The Tutankamón death

Amenofis IV, called Akenatón (1364-1347 adC), implanted in Egypt the cult to the Sun, that is to say, a monotheistic religion, substituting the polytheism. To his death, his successor, the young man Tutankatón, restored the ancient gods and changed his name into that of Tutankamón, in honor to the god Amón.
In Museum of Egyptian Antiquities (Cairo) there survives a commemorative stela of the restoration of the polytheism, which he says:
“I found the temple full of debris, his demolished altars and his courtyards full of weeds. I returned his sacred relics, reconstructed the temple and gave him treasures. I ordered to do images of the gods in gold and amber, adorned with lapis lazuli and precious stones.”
Tutankamón died about 1335 adC, at the age of 18, for unknown causes. In 1922 Howard Carter discovered his grave, the only one of a Pharaoh who has come intact to our days. In the Tutankamón skull there was a broken bone, what made think that it had been murdered all at once in the head. The "suspect" of the crime was his successor Ay, a nobleman who came to king marrying the widow of the proper Tutankamón.

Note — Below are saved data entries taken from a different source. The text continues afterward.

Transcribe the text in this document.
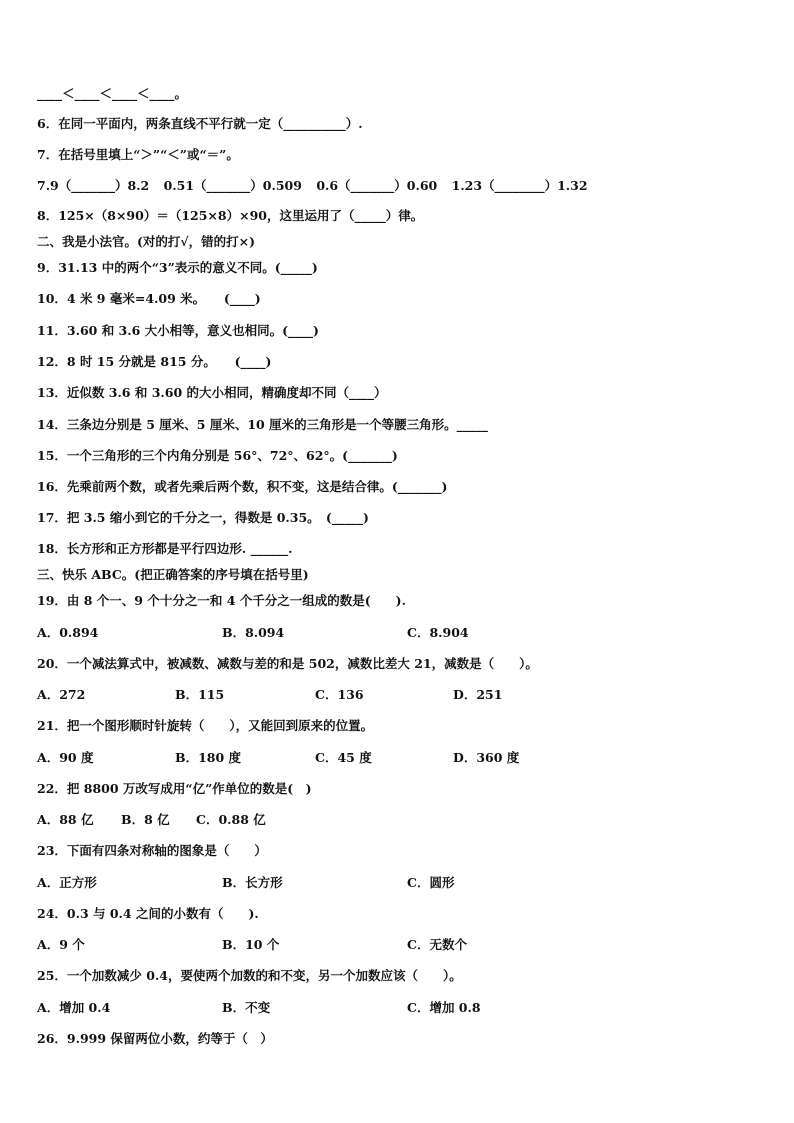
____＜____＜____＜____。
6．在同一平面内，两条直线不平行就一定（__________）.
7．在括号里填上“＞”“＜”或“＝”。
7.9（_______）8.2 0.51（_______）0.509 0.6（_______）0.60 1.23（________）1.32
8．125×（8×90）＝（125×8）×90，这里运用了（_____）律。
二、我是小法官。(对的打√，错的打×)
9．31.13 中的两个“3”表示的意义不同。(_____)
10．4 米 9 毫米=4.09 米。　　(____)
11．3.60 和 3.6 大小相等，意义也相同。(____)
12．8 时 15 分就是 815 分。　　(____)
13．近似数 3.6 和 3.60 的大小相同，精确度却不同（____）
14．三条边分别是 5 厘米、5 厘米、10 厘米的三角形是一个等腰三角形。_____
15．一个三角形的三个内角分别是 56°、72°、62°。(_______)
16．先乘前两个数，或者先乘后两个数，积不变，这是结合律。(_______)
17．把 3.5 缩小到它的千分之一，得数是 0.35。　(_____)
18．长方形和正方形都是平行四边形. ______.
三、快乐 ABC。(把正确答案的序号填在括号里)
19．由 8 个一、9 个十分之一和 4 个千分之一组成的数是(　　).
A．0.894	B．8.094	C．8.904
20．一个减法算式中，被减数、减数与差的和是 502，减数比差大 21，减数是（　　）。
A．272	B．115	C．136	D．251
21．把一个图形顺时针旋转（　　），又能回到原来的位置。
A．90 度	B．180 度	C．45 度	D．360 度
22．把 8800 万改写成用“亿”作单位的数是(　)
A．88 亿 B．8 亿 C．0.88 亿
23．下面有四条对称轴的图象是（　　）
A．正方形	B．长方形	C．圆形
24．0.3 与 0.4 之间的小数有（　　).
A．9 个	B．10 个	C．无数个
25．一个加数减少 0.4，要使两个加数的和不变，另一个加数应该（　　）。
A．增加 0.4	B．不变	C．增加 0.8
26．9.999 保留两位小数，约等于（　）
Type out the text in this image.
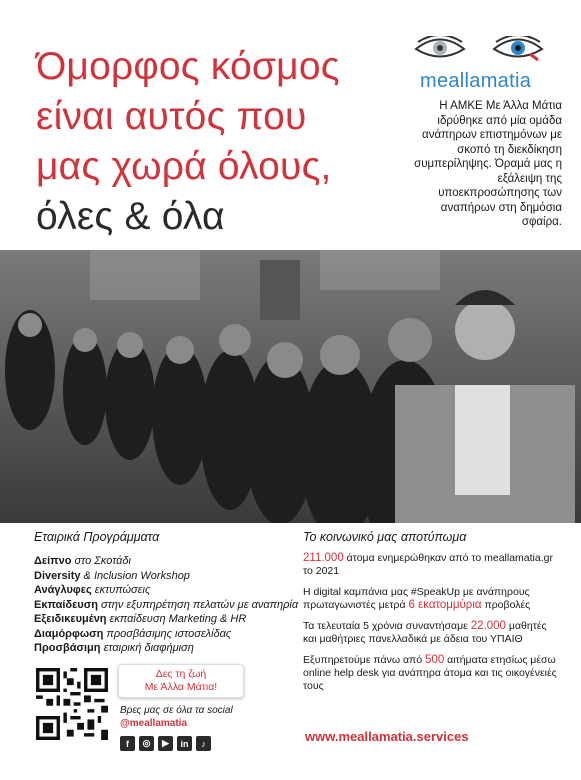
Όμορφος κόσμος
είναι αυτός που
μας χωρά όλους,
όλες & όλα
meallamatia
Η ΑΜΚΕ Με Άλλα Μάτια ιδρύθηκε από μία ομάδα ανάπηρων επιστημόνων με σκοπό τη διεκδίκηση συμπερίληψης. Όραμά μας η εξάλειψη της υποεκπροσώπησης των αναπήρων στη δημόσια σφαίρα.
Εταιρικά Προγράμματα
Δείπνο στο Σκοτάδι
Diversity & Inclusion Workshop
Ανάγλυφες εκτυπώσεις
Εκπαίδευση στην εξυπηρέτηση πελατών με αναπηρία
Εξειδικευμένη εκπαίδευση Marketing & HR
Διαμόρφωση προσβάσιμης ιστοσελίδας
Προσβάσιμη εταιρική διαφήμιση
Δες τη ζωή
Με Άλλα Μάτια!
Βρες μας σε όλα τα social @meallamatia
f	◎	▶	in	♪
Το κοινωνικό μας αποτύπωμα
211.000 άτομα ενημερώθηκαν από το meallamatia.gr το 2021
Η digital καμπάνια μας #SpeakUp με ανάπηρους πρωταγωνιστές μετρά 6 εκατομμύρια προβολές
Τα τελευταία 5 χρόνια συναντήσαμε 22.000 μαθητές και μαθήτριες πανελλαδικά με άδεια του ΥΠΑΙΘ
Εξυπηρετούμε πάνω από 500 αιτήματα ετησίως μέσω online help desk για ανάπηρα άτομα και τις οικογένειές τους
www.meallamatia.services
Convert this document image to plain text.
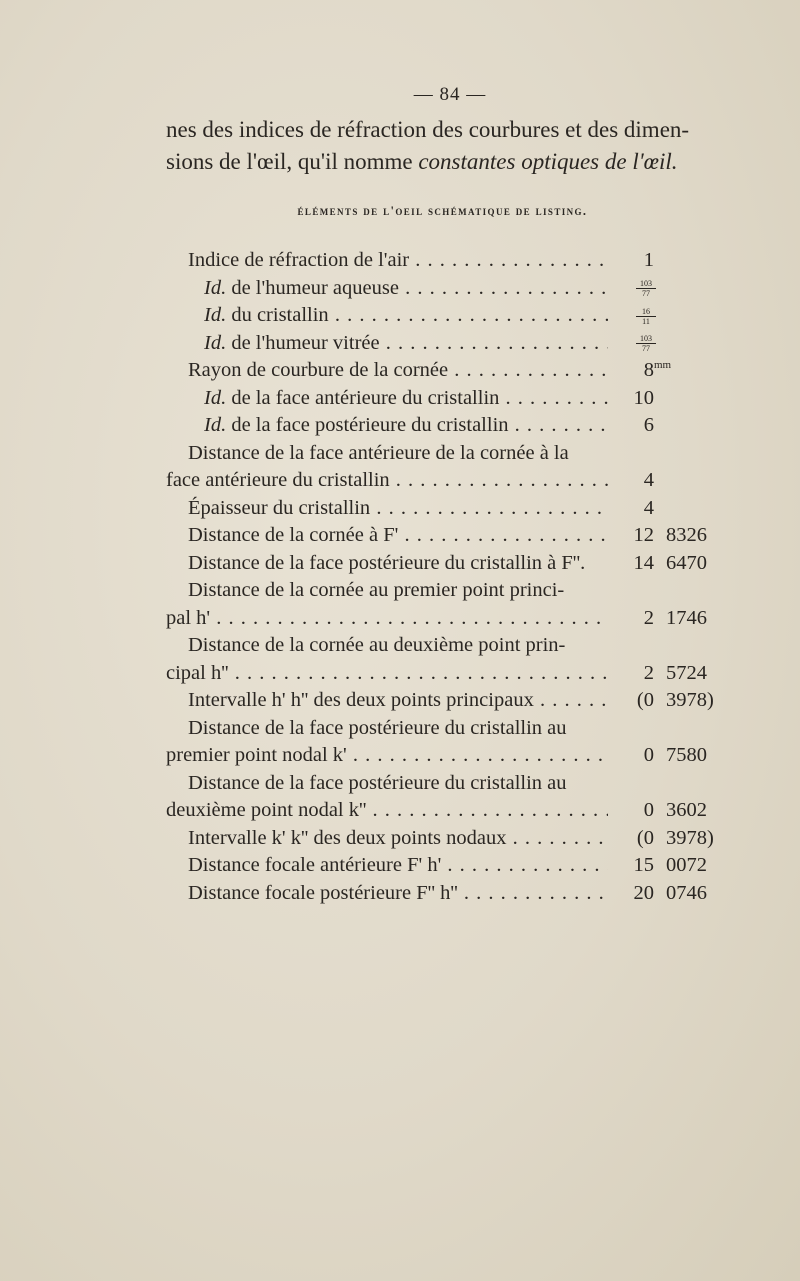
— 84 —
nes des indices de réfraction des courbures et des dimen-
sions de l'œil, qu'il nomme constantes optiques de l'œil.
éléments de l'oeil schématique de listing.
Indice de réfraction de l'air . . .	1
Id. de l'humeur aqueuse . . .	$\frac{103}{77}$
Id. du cristallin . . .	$\frac{16}{11}$
Id. de l'humeur vitrée . . .	$\frac{103}{77}$
Rayon de courbure de la cornée . . .	$8^{mm}$
Id. de la face antérieure du cristallin . . .	10
Id. de la face postérieure du cristallin . . .	6
Distance de la face antérieure de la cornée à la
face antérieure du cristallin . . .	4
Épaisseur du cristallin . . .	4
Distance de la cornée à F' . . .	12 8326
Distance de la face postérieure du cristallin à F''.	14 6470
Distance de la cornée au premier point princi-
pal h' . . .	2 1746
Distance de la cornée au deuxième point prin-
cipal h'' . . .	2 5724
Intervalle h' h'' des deux points principaux . . .	(0 3978)
Distance de la face postérieure du cristallin au
premier point nodal k' . . .	0 7580
Distance de la face postérieure du cristallin au
deuxième point nodal k'' . . .	0 3602
Intervalle k' k'' des deux points nodaux . . .	(0 3978)
Distance focale antérieure F' h' . . .	15 0072
Distance focale postérieure F'' h'' . . .	20 0746
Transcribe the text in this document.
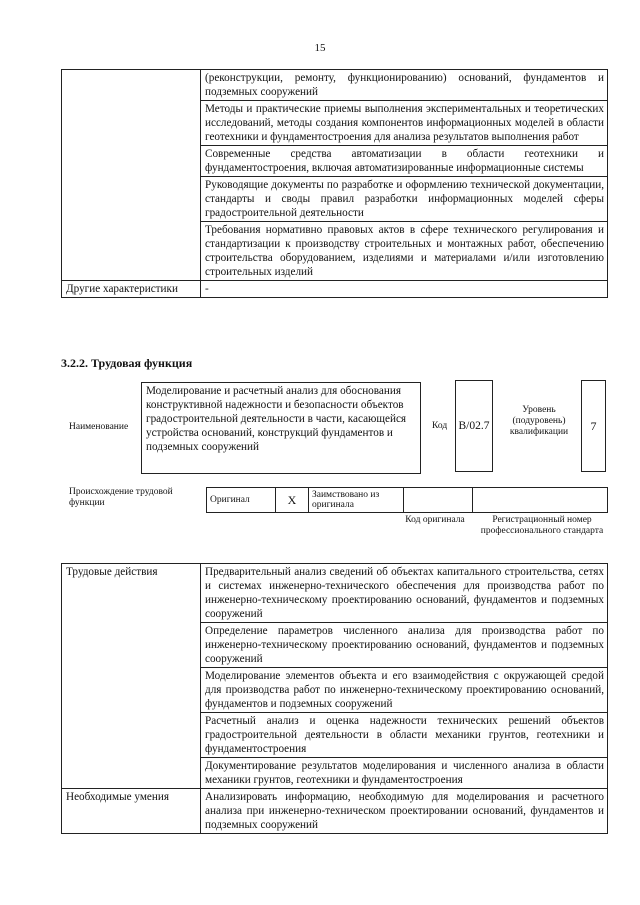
15
	(реконструкции, ремонту, функционированию) оснований, фундаментов и подземных сооружений
	Методы и практические приемы выполнения экспериментальных и теоретических исследований, методы создания компонентов информационных моделей в области геотехники и фундаментостроения для анализа результатов выполнения работ
	Современные средства автоматизации в области геотехники и фундаментостроения, включая автоматизированные информационные системы
	Руководящие документы по разработке и оформлению технической документации, стандарты и своды правил разработки информационных моделей сферы градостроительной деятельности
	Требования нормативно правовых актов в сфере технического регулирования и стандартизации к производству строительных и монтажных работ, обеспечению строительства оборудованием, изделиями и материалами и/или изготовлению строительных изделий
Другие характеристики	-
3.2.2. Трудовая функция
Наименование
Моделирование и расчетный анализ для обоснования конструктивной надежности и безопасности объектов градостроительной деятельности в части, касающейся устройства оснований, конструкций фундаментов и подземных сооружений
Код B/02.7
Уровень (подуровень) квалификации	7
Происхождение трудовой функции	Оригинал	X	Заимствовано из оригинала		
Код оригинала	Регистрационный номер профессионального стандарта
Трудовые действия	Предварительный анализ сведений об объектах капитального строительства, сетях и системах инженерно-технического обеспечения для производства работ по инженерно-техническому проектированию оснований, фундаментов и подземных сооружений
	Определение параметров численного анализа для производства работ по инженерно-техническому проектированию оснований, фундаментов и подземных сооружений
	Моделирование элементов объекта и его взаимодействия с окружающей средой для производства работ по инженерно-техническому проектированию оснований, фундаментов и подземных сооружений
	Расчетный анализ и оценка надежности технических решений объектов градостроительной деятельности в области механики грунтов, геотехники и фундаментостроения
	Документирование результатов моделирования и численного анализа в области механики грунтов, геотехники и фундаментостроения
Необходимые умения	Анализировать информацию, необходимую для моделирования и расчетного анализа при инженерно-техническом проектировании оснований, фундаментов и подземных сооружений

Well, the studies that for a pair of months they were coming being realized on the Tutankamón mummy it seems that they have come to a conclusion: it was not murdered and the blow of the skull should have taken place during the embalming. Decisive case. What it continues without know is the real cause of the death of the Pharaoh, although there signs up an infection produced by the break of a leg.